Sync up your sex sessions
Sexual desire is complex, and lots of things can influence it, so it's important for partners to understand what boosts or deflates one another's sexual appetite as well as their own, explains Mallory. For instance, "Are there certain times of the day when you are more or less in the mood for sex?" he asks. A mismatch in preferred time of day for sex can impact sexual satisfaction, according to a 2018 study in Frontiers in Psychology.
De-stress before sex
Everyday stressors—your job, the leaky bathroom faucet—have a more powerful effect on your sex life than you may realize. Being stressed causes your body to produce more of the "fight or flight" hormone cortisol, which you need in small doses but can suppress the libido when your system produces an excess. Before you hit the sheets, find an easy way to clear your mind, whether it's taking a long bath or curling up with a good book.

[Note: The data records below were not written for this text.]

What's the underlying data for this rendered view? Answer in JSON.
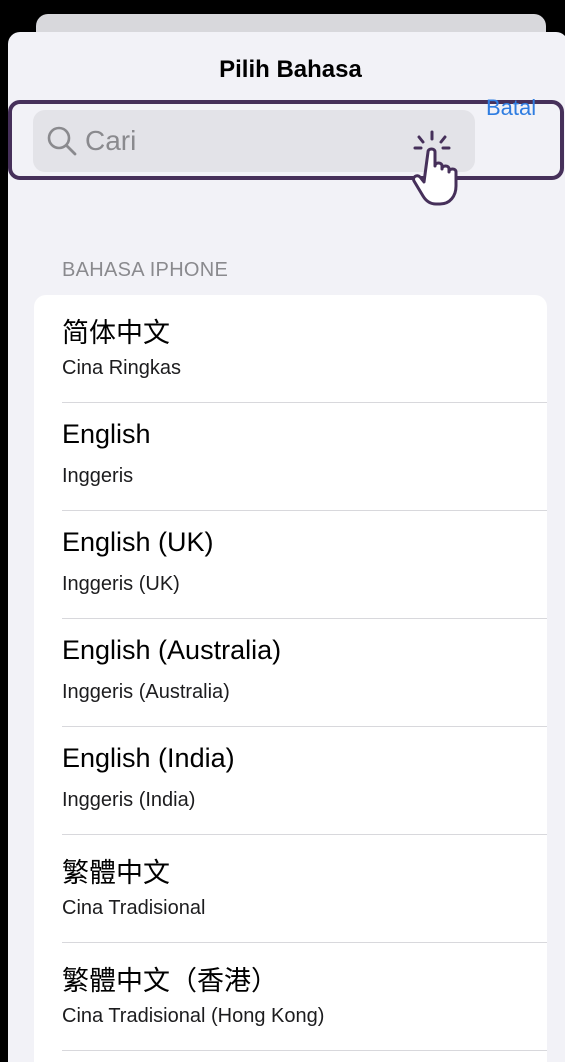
{
  "sheet": {
    "title": "Pilih Bahasa"
  },
  "search": {
    "placeholder": "Cari",
    "cancel_label": "Batal"
  },
  "section": {
    "header": "BAHASA IPHONE"
  },
  "languages": [
    {
      "native": "简体中文",
      "translated": "Cina Ringkas"
    },
    {
      "native": "English",
      "translated": "Inggeris"
    },
    {
      "native": "English (UK)",
      "translated": "Inggeris (UK)"
    },
    {
      "native": "English (Australia)",
      "translated": "Inggeris (Australia)"
    },
    {
      "native": "English (India)",
      "translated": "Inggeris (India)"
    },
    {
      "native": "繁體中文",
      "translated": "Cina Tradisional"
    },
    {
      "native": "繁體中文（香港）",
      "translated": "Cina Tradisional (Hong Kong)"
    }
  ],
  "colors": {
    "accent": "#2f7de1",
    "highlight": "#46305a"
  }
}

Set your room up for romance
It's easy to get in the habit of letting your kids crawl into bed with you after they've had a bad dream, or sharing cuddle time with your cat or dog. These are major mood killers, says Dr. Millheiser, who suggests keeping the kiddos and pets out by simply locking the bedroom door at night. It may take some time to break these habits, but making the bed sexy again will make you more relaxed and ready for romance.
Plan a date together
If a fun Saturday with your partner means streaming Netflix in sweatpants, it could be killing your sex drive. Rekindle your romance by planning an activity together. It doesn’t have to be a grand romantic evening on the town. Anything that reignites the spark you felt when you first met will do the trick. "Shut down Netflix for the night and spend time together in the bathtub surrounded by candles,” suggests Dr. Millheiser. Or go on hike or take up a new hobby together.
Listen to your body
Sometimes a slow sex drive winds up being a symptom of a larger medical problem. Diabetes, heart and vascular disease, neurological disorders, alcoholism, and drug abuse can mess with your mojo, according to the Cleveland Clinic. Low sexual desire can also be a side effect of medicines for depression and high blood pressure, among others. If problems persist, talk to your doctor.